Introduction
NVIDIA's Chat with RTX is a demo application that personalizes GPT large language models (LLMs), connecting them to your own content—documents, notes, videos, or other data. Leveraging retrieval-augmented generation (RAG), TensorRT-LLM, and RTX acceleration technology, you can query a customized chatbot to quickly obtain context-relevant answers. Since all of this runs locally on a Windows RTX PC or workstation, you will get fast and secure results.
Official website download ↓ address: https://www.nvidia.com/en-us/ai-on-rtx/chat-with-rtx-generative-ai/#sys-req
Device requirements
Platform | Windows |
---|---|
GPU | NVIDIA GeForce™ RTX 30 or 40 Series GPU or NVIDIA RTX™ Ampere or Ada Generation GPU with at least 8GB of VRAM |
RAM | 16GB or greater |
OS | Windows 11 |
Driver | 535.11 or later |
Application scenarios
NVIDIA's Chat with RTX provides two core application scenarios:
Chat with RTX supports multiple file formats, including text, pdf, doc/docx, and xml.
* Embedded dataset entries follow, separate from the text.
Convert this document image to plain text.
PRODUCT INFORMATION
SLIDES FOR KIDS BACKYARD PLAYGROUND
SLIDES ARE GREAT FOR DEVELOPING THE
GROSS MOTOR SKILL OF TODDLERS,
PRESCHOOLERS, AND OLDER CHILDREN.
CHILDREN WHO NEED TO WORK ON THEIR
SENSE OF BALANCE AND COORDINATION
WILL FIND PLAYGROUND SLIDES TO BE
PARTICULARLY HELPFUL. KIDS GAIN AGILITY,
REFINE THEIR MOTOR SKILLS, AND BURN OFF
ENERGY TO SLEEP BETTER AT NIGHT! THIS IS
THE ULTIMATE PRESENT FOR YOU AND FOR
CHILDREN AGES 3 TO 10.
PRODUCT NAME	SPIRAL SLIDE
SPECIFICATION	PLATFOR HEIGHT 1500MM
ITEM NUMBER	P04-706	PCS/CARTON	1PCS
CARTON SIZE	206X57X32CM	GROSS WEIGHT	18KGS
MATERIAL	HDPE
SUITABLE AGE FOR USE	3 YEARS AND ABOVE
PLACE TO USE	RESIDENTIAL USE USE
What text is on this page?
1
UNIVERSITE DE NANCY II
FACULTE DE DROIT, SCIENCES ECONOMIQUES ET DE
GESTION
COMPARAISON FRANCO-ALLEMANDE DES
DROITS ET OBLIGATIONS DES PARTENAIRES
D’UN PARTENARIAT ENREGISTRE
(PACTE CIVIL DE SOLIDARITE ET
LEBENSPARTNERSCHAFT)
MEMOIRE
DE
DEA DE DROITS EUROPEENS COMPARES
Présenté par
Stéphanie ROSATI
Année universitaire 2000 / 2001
Just point the app to the folder containing your files, and it will load them into the library within seconds. Additionally, you can provide the URL of a YouTube playlist, and the app will load the transcripts of the videos in the playlist, allowing you to query the content they cover.
The Chat with RTX technical demonstration is built based on the TensorRT-LLM RAG developer reference project available on GitHub. Developers can use this reference to develop and deploy RAG-based applications that are accelerated for RTX and supported by TensorRT-LLM.